Tweaking History to Make Sense of Democracy. On the Use of Constituent Power and Other Ideas in Legal Theory, Presentation by Lucia Rubinelli
Tweaking history to make sense of democracy:
On the use of constituent power and other ideas in legal theory
Lucia Rubinelli
Fellow in Political Theory, Department of Government, LSE
Legal theorists recently turned their attention to the idea of constituent power. Especially, scholars are invested in claiming that the idea of constituent power, as developed historically, reminds us of the forgotten but truly democratic meaning of popular sovereignty. Not only does it speak directly of the real and ultimate bearer of the political authority, the people, but it also attributes it a range of powers that vastly exceed what we normally associate to the idea of sovereignty. Constituent power is thus mobilised because of the insights it offers into the true and original meaning of popular sovereignty.
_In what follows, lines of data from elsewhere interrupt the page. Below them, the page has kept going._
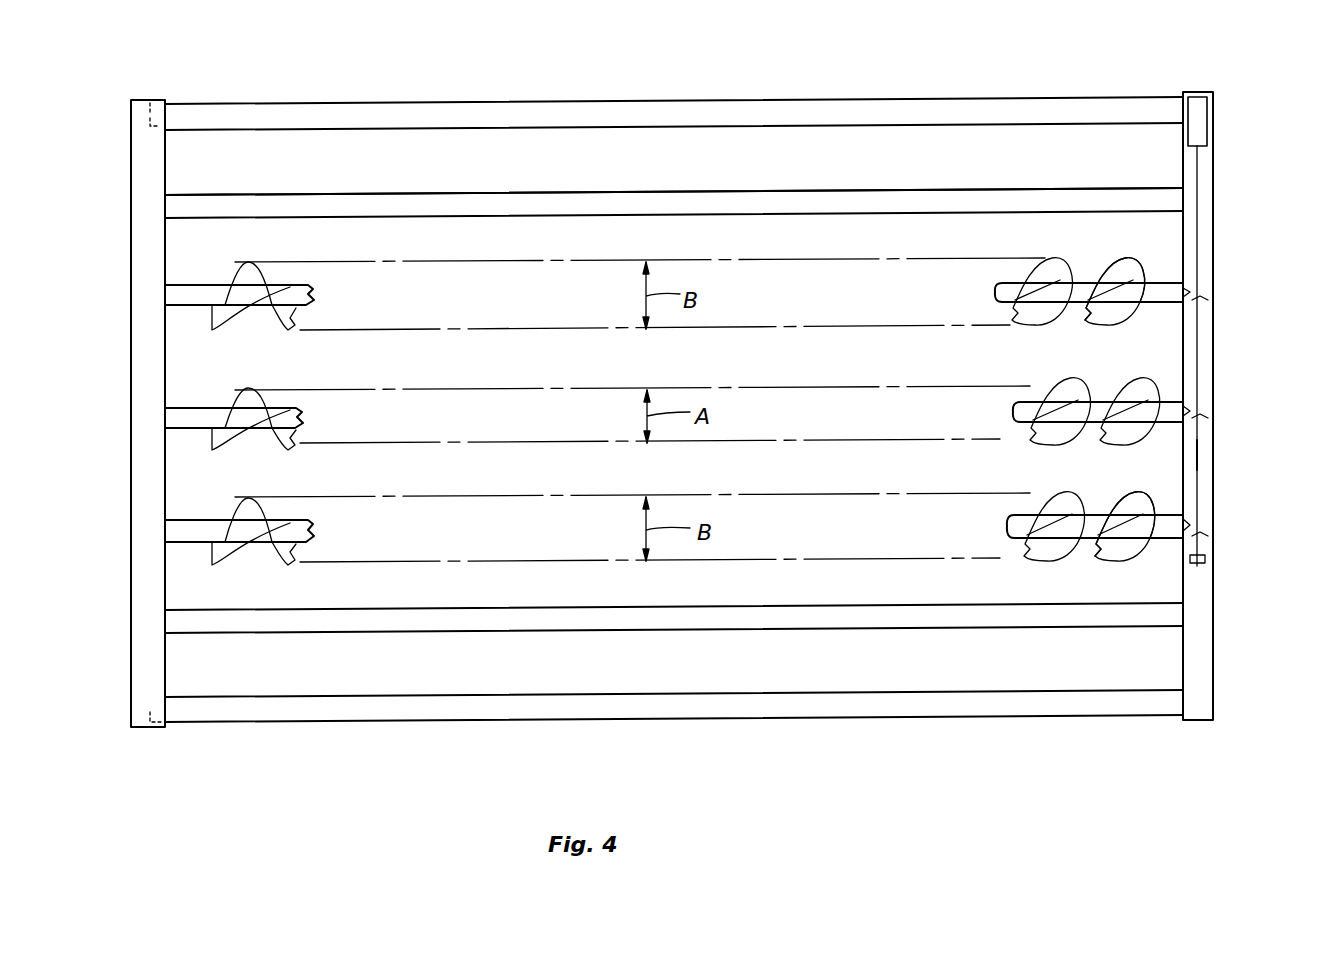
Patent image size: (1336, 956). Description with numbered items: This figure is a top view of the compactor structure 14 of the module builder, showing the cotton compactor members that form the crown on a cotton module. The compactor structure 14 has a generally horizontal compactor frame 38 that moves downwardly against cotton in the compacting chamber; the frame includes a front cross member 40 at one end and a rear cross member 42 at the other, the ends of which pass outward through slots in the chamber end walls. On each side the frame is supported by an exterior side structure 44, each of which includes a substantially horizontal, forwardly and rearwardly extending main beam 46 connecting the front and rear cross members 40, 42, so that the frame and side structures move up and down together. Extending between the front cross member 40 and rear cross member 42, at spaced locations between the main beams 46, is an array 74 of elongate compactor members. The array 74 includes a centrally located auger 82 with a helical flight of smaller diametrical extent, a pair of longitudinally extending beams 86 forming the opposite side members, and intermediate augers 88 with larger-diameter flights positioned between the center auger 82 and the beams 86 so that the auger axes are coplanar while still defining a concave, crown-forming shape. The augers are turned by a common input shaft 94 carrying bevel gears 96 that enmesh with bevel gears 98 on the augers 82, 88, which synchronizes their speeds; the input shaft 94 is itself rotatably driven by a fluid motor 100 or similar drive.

The compactor structure 14 is at (1256, 674).
The compactor frame 38 is at (1214, 718).
The front cross member 40 is at (128, 628).
The rear cross member 42 is at (1213, 523).
The exterior side structure 44 is at (290, 727).
The main beam 46 is at (762, 100).
The array of compactor members 74 is at (985, 192).
The center auger 82 is at (1130, 386).
The beam 86 is at (1200, 205).
The intermediate auger 88 is at (1147, 280).
The input shaft 94 is at (1205, 452).
The bevel gear 96 is at (1205, 297).
The bevel gear 98 is at (1192, 285).
The fluid motor 100 is at (1196, 96).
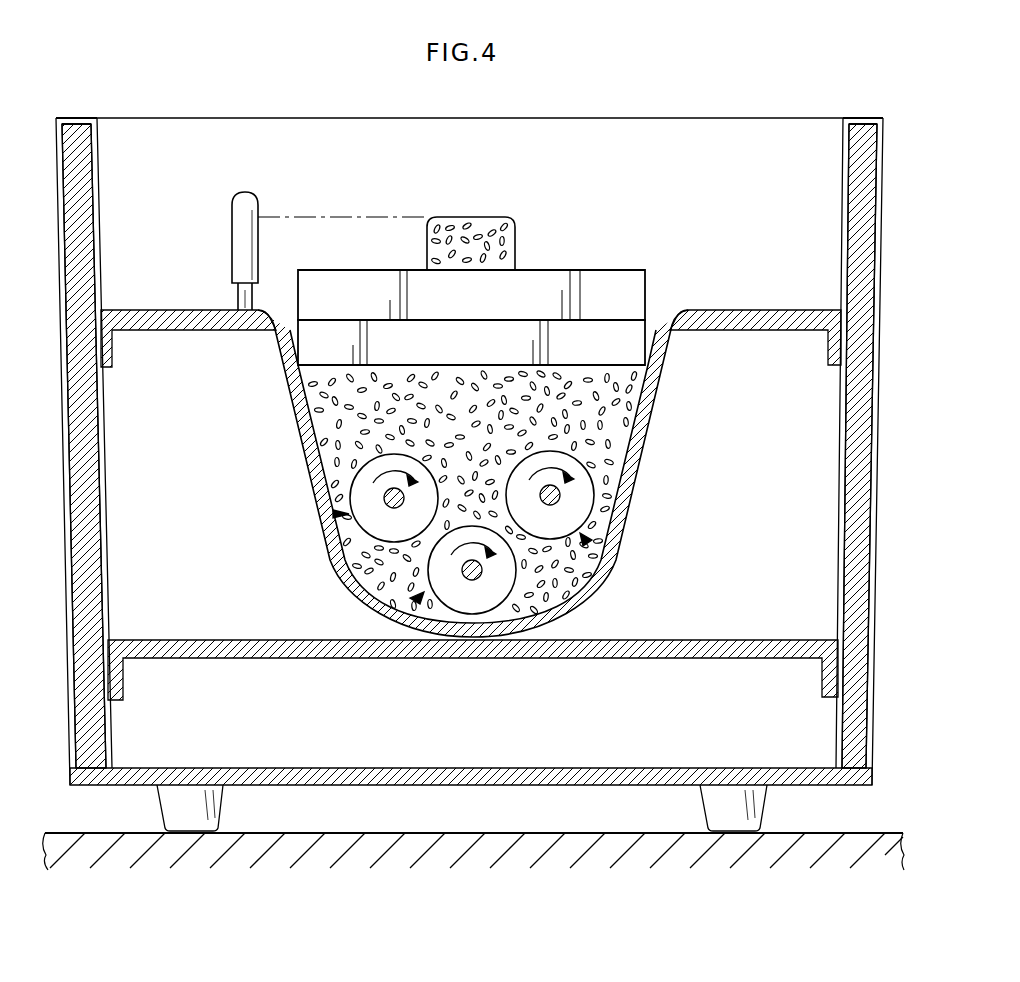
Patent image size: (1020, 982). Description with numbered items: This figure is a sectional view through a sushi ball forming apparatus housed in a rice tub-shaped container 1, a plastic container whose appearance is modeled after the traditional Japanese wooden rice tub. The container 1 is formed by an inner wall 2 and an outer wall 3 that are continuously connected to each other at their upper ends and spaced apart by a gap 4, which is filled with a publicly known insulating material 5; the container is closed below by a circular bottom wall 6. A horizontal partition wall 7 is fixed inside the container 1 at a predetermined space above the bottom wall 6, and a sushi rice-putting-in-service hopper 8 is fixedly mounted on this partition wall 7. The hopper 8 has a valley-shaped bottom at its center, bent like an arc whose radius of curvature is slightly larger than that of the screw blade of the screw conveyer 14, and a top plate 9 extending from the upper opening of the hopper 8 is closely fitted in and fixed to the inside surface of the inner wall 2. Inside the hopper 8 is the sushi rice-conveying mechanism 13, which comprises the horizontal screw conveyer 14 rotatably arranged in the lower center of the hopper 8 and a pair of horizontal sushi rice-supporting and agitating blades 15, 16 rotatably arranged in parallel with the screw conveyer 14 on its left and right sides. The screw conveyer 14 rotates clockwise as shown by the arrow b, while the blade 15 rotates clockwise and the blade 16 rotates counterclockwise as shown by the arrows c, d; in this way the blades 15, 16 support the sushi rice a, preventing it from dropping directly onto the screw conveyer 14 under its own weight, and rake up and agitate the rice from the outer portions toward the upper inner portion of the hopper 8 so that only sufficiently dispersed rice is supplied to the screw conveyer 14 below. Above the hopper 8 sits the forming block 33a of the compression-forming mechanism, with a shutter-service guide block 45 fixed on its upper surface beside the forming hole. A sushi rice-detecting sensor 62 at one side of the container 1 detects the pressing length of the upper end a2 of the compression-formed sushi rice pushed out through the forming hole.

As Martin Loughlin maintains, the history of the idea of constituent power showcases the essence of “real or political sovereignty” (The idea of public law, 85). This interpretation of constituent power, I argue, is historically and conceptually false. A brief overview of the history of the idea will allow me to demonstrate that, since its introduction during the French Revolution, constituent power has never been used as a definition of popular sovereignty. By contrast, it has mostly been mobilised by thinkers who, for reasons I will explain in some detail, found the notion of sovereignty problematic, either theoretically or politically. They thus relied on constituent power to put forward a definition of the people’s political authority that departed from contemporary ideas of sovereignty.
This reveals a contradiction in the way in which contemporary scholars use the idea. Although they claim to have recovered constituent power’s truly democratic meaning by looking at the history of the idea, they completely misread the relation that connected it to the notion of sovereignty. This contradiction, I argue in the paper, not only reveals a historiographical problem but also, and more interestingly, raises questions about contemporary uses of the idea of constituent power in legal theory. Why do scholars vehemently claim to have recovered in the history of constituent power a truly democratic definition of sovereignty, if this is clearly not the case? In the paper, I propose to answer the question with three possible explanations that will, hopefully, help to shed light on some of the unspoken concerns of contemporary legal theory.
Lucia Rubinelli is Fellow in Political Theory at the LSE. Before joining the School, she was a doctoral candidate at the University of Cambridge, Magdalene College, where she wrote a dissertation on the idea of constituent power as developed historically from the French Revolution up to contemporary political theory. She holds degrees from the LSE and the EHESS in Paris.